La Chesnay nous fait donc sans cesse entendre ces musiques sorties de petites boîtes, certaines imitant des chants d'oiseaux, d'autres des musiques préexistantes, mais il y a toujours une déformation par rapport aux sons d'une réalité qui serait plus harmonieuse. Renoir semble essayer, à travers son paysage sonore, de nous faire entrer dans un monde grinçant.

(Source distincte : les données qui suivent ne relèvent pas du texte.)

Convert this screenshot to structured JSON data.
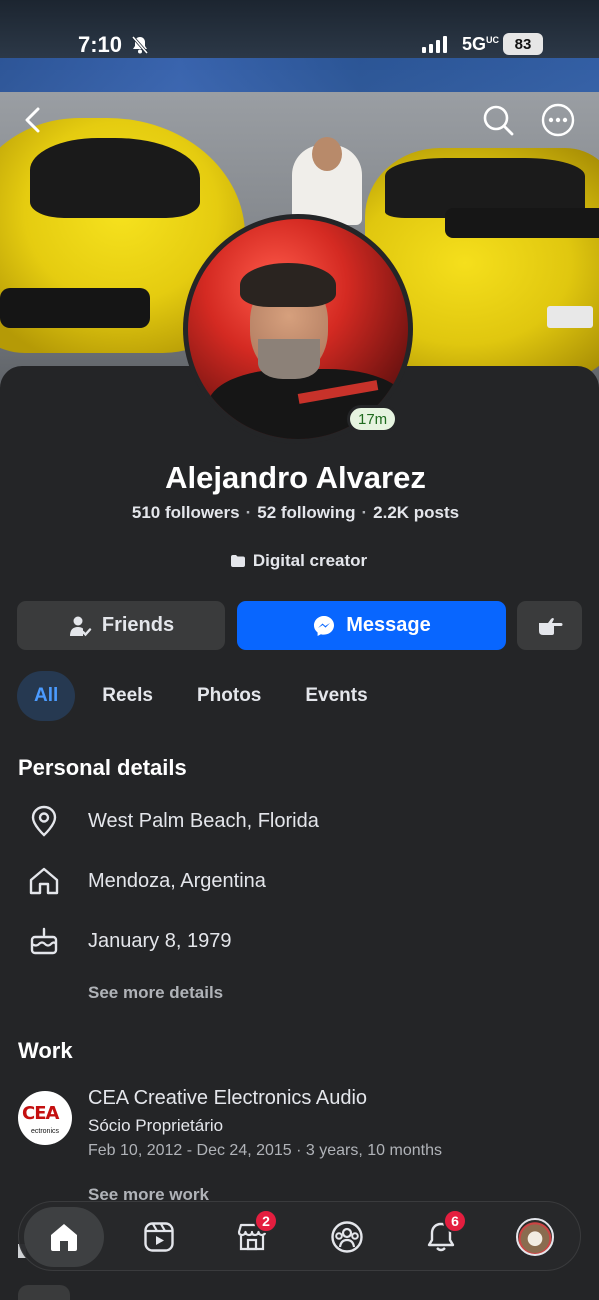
{
  "status_bar": {
    "time": "7:10",
    "network": "5G",
    "network_sup": "UC",
    "battery": "83"
  },
  "profile": {
    "name": "Alejandro Alvarez",
    "followers": "510 followers",
    "following": "52 following",
    "posts": "2.2K posts",
    "category": "Digital creator",
    "story_badge": "17m"
  },
  "actions": {
    "friends_label": "Friends",
    "message_label": "Message"
  },
  "tabs": [
    {
      "label": "All",
      "active": true
    },
    {
      "label": "Reels",
      "active": false
    },
    {
      "label": "Photos",
      "active": false
    },
    {
      "label": "Events",
      "active": false
    }
  ],
  "personal_details": {
    "title": "Personal details",
    "current_city": "West Palm Beach, Florida",
    "hometown": "Mendoza, Argentina",
    "birthday": "January 8, 1979",
    "see_more": "See more details"
  },
  "work": {
    "title": "Work",
    "company": "CEA Creative Electronics Audio",
    "logo_text": "CEA",
    "logo_subtext": "ectronics",
    "role": "Sócio Proprietário",
    "dates": "Feb 10, 2012 - Dec 24, 2015 · 3 years, 10 months",
    "see_more": "See more work"
  },
  "bottom_nav": {
    "items": [
      "home-icon",
      "video-icon",
      "marketplace-icon",
      "groups-icon",
      "notifications-icon",
      "profile-avatar"
    ],
    "marketplace_badge": "2",
    "notifications_badge": "6"
  },
  "colors": {
    "accent": "#0866ff",
    "background": "#242527",
    "button": "#3a3b3c",
    "badge": "#e41e3f",
    "tab_active_text": "#4b9bff"
  }
}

Les exemples ne manquent pas:

Lorsque Marceau tente de séduire Lisette, il met en marche une poupée à musique,

Pendant la fête masquée, la pianiste réelle cède la place au pianola mécanique qui jouera tout seul "la Danse Macabre" de Saint Saëns* (dans laquelle il est impossible de ne pas voir la guerre qui s'annonce). Nous voyons l'être humain qu'est la pianiste : elle regarde les touches du piano s'activer comme si elles étaient actionnées par des doigts fantômes, mais c'est finalement elle qui est dépossédée de l'instrument, au profit du jeu de la mécanique.

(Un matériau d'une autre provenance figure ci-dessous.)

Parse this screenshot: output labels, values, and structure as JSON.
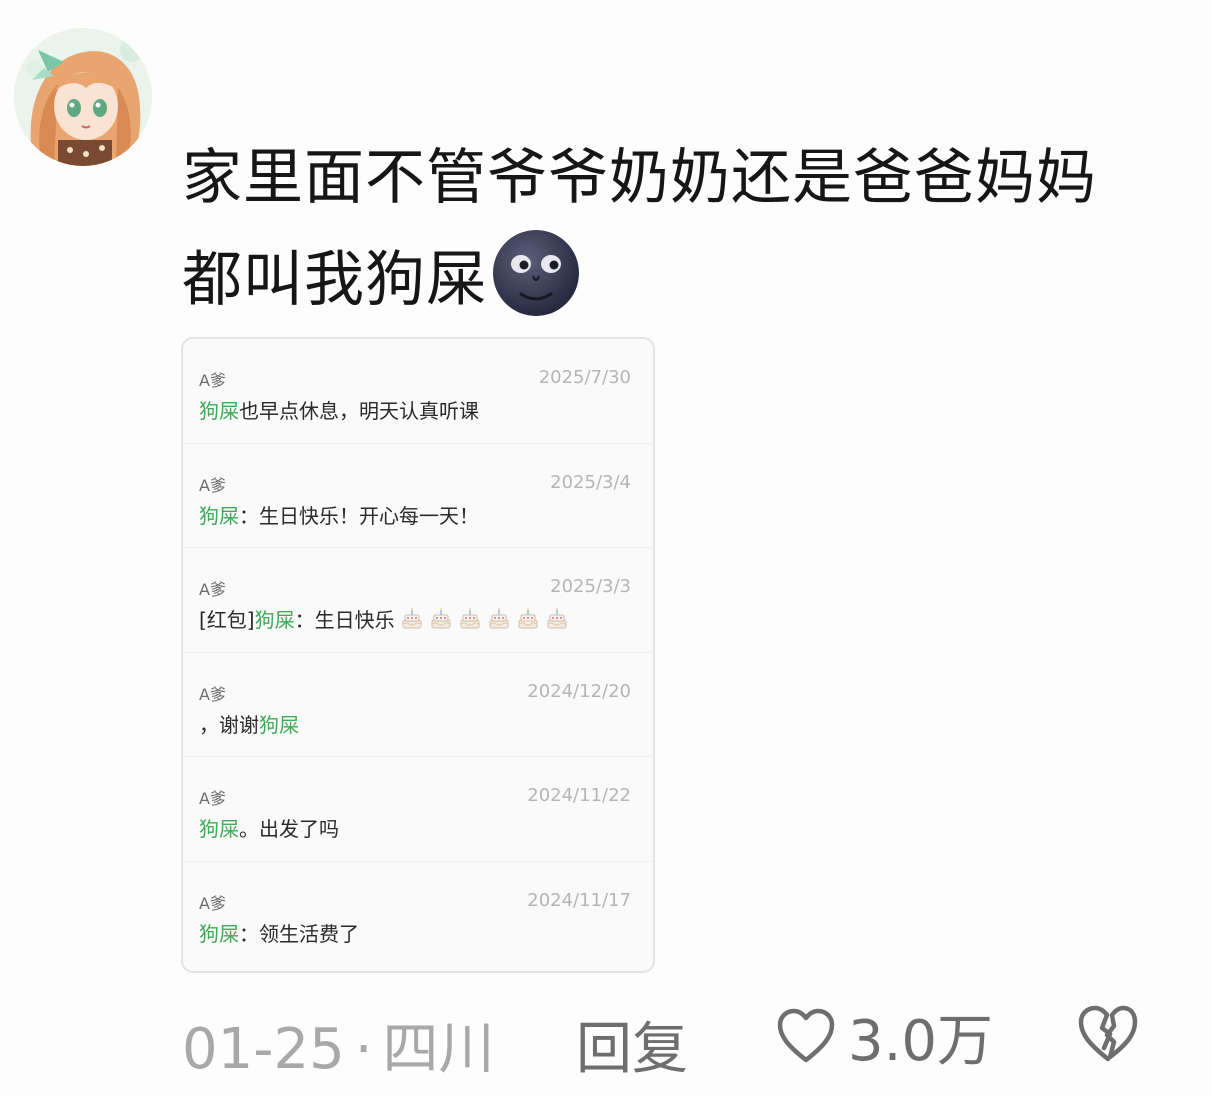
{
  "comment": {
    "avatar_icon": "anime-girl-avatar",
    "text": "家里面不管爷爷奶奶还是爸爸妈妈都叫我狗屎",
    "emoji_icon": "new-moon-face-emoji"
  },
  "chat_screenshot": {
    "highlight_color": "#3faa58",
    "messages": [
      {
        "sender": "A爹",
        "date": "2025/7/30",
        "prefix": "",
        "highlight": "狗屎",
        "suffix": "也早点休息，明天认真听课",
        "cakes": 0
      },
      {
        "sender": "A爹",
        "date": "2025/3/4",
        "prefix": "",
        "highlight": "狗屎",
        "suffix": "：生日快乐！开心每一天！",
        "cakes": 0
      },
      {
        "sender": "A爹",
        "date": "2025/3/3",
        "prefix": "[红包]",
        "highlight": "狗屎",
        "suffix": "：生日快乐",
        "cakes": 6
      },
      {
        "sender": "A爹",
        "date": "2024/12/20",
        "prefix": "，谢谢",
        "highlight": "狗屎",
        "suffix": "",
        "cakes": 0
      },
      {
        "sender": "A爹",
        "date": "2024/11/22",
        "prefix": "",
        "highlight": "狗屎",
        "suffix": "。出发了吗",
        "cakes": 0
      },
      {
        "sender": "A爹",
        "date": "2024/11/17",
        "prefix": "",
        "highlight": "狗屎",
        "suffix": "：领生活费了",
        "cakes": 0
      }
    ]
  },
  "footer": {
    "date": "01-25",
    "separator": "·",
    "location": "四川",
    "reply_label": "回复",
    "like_icon": "heart-outline-icon",
    "like_count": "3.0万",
    "dislike_icon": "broken-heart-icon"
  }
}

*Renoir rend peut-être hommage à Saint Saëns qui a été le premier compositeur qui a accepté d'écrire pour le cinéma

 

Le mime remplace la véritable musique

Octave mime le père de Christine, le chef d'orchestre. Il dirige un orchestre absent: nous avons l'image, nous avons des paroles, des bruits, mais nous n'avons jamais le son réel de l'orchestre : il y a ici absence délibérée de véritable musique : elle est seulement racontée. Renoir a choisi de passer sous silence la réalité musicale alors qu'elle a un rôle particulièrement important puisque : c'est par elle qu'il choisit de nous parler de l'image du père ( n'oublions pas le rapport avec le grand peintre Auguste Renoir qui fut le père du cinéaste, le hasard n'intervient certainement pas dans le nom" Octave" qu'il a donné au personnage qu'il interprète lui -même: Octave et Auguste sont liés par rappel de l'histoire)

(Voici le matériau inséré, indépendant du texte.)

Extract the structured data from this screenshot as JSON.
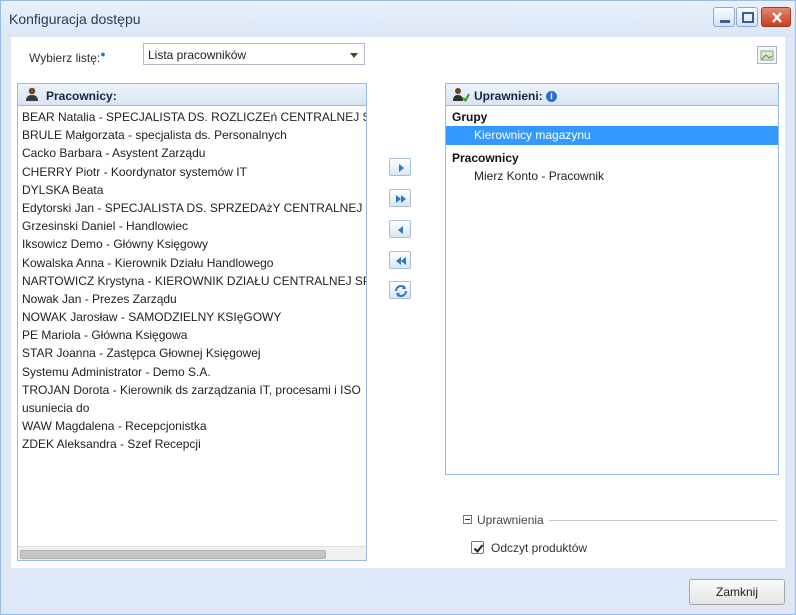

A ce moment là de l'intrigue et à travers ce mime du chef d'orchestre- sans orchestre: donc sans réalité, Octave se met à nu. Il devient l'alter ego de La Chesnay à travers la symbolique de l'élément signifiant qu'est la musique. L'un est à la tête d'une série de pantins musicaux, l'autre est à la tête d'un orchestre de fantômes. Cette analyse par le biais du traitement de la musique permet de mettre l'accent sur l'aspect illusoire qui caractérise la vie d'Octave.

Nostalgie également d'une musique et d'un monde perdus: la Vienne d'avant guerre, il n'en reste qu'un mime: une caricature.

 

L'absence de son comme élément dramatique

Cette absence de son à des moments où il devrait être présent se présente 2 fois :

- Christine voit à la longue vue le baiser échangé par la Chesnay et Geneviève mais le SON est ABSENT elle ne peut donc pas savoir qu'il s'agit d'un baiser d'adieu.
-
Au moment du drame final, la voix de Christine est inaudible, à cause du capuchon du manteau de Lisette. Cette absence de son va engendrer le 2ème quiproquo: Schumacher ne peut se fier qu'à ce qu'il voit et non à la voix qu'il pourrait reconnaître et il tue Jurieu en le prenant pour l'amant de Lisette.


La musique comme marque de l'indifférence au drame

Dans ce monde sans amour véritable que nous raconte Renoir, dans ce monde sans illusion, la musique a encore un rôle à jouer au moment de la mort. Alors que Jurieux est atteint par la balle, la musique mécanique du pianola ( "la Danse Macabre" ) continue à se faire entendre. Cette indifférence de la musique au drame qui vient de se jouer accentue l'effet de dérision générale: personne ne se sent concerné et le marquis peut conseiller à chacun de rentrer pour ne pas prendre froid !


En conclusion

Le parti pris de RENOIR:

" je pense qu'une partition musicale qui souligne le jeu de l'acteur implique que ces acteurs sont incapables d'interpréter leur personnage avec leur seul talent. Dans le cas où l'on ne peut se passer d'un accompagnement il est préférable de se baser sur un genre de contrepoint musical"

Renoir indique clairement son choix: il refuse d'utiliser une musique qui serait un soutien émotionnel. En conséquence on voit les objets sonores: il en fait de réels acteurs et la musique n'a plus un simple rôle d'accompagnement, elle contrepointe, c'est à dire qu'elle occupe une position sans hiérarchie avec le jeu des acteurs: elle ne leur est pas subordonnée.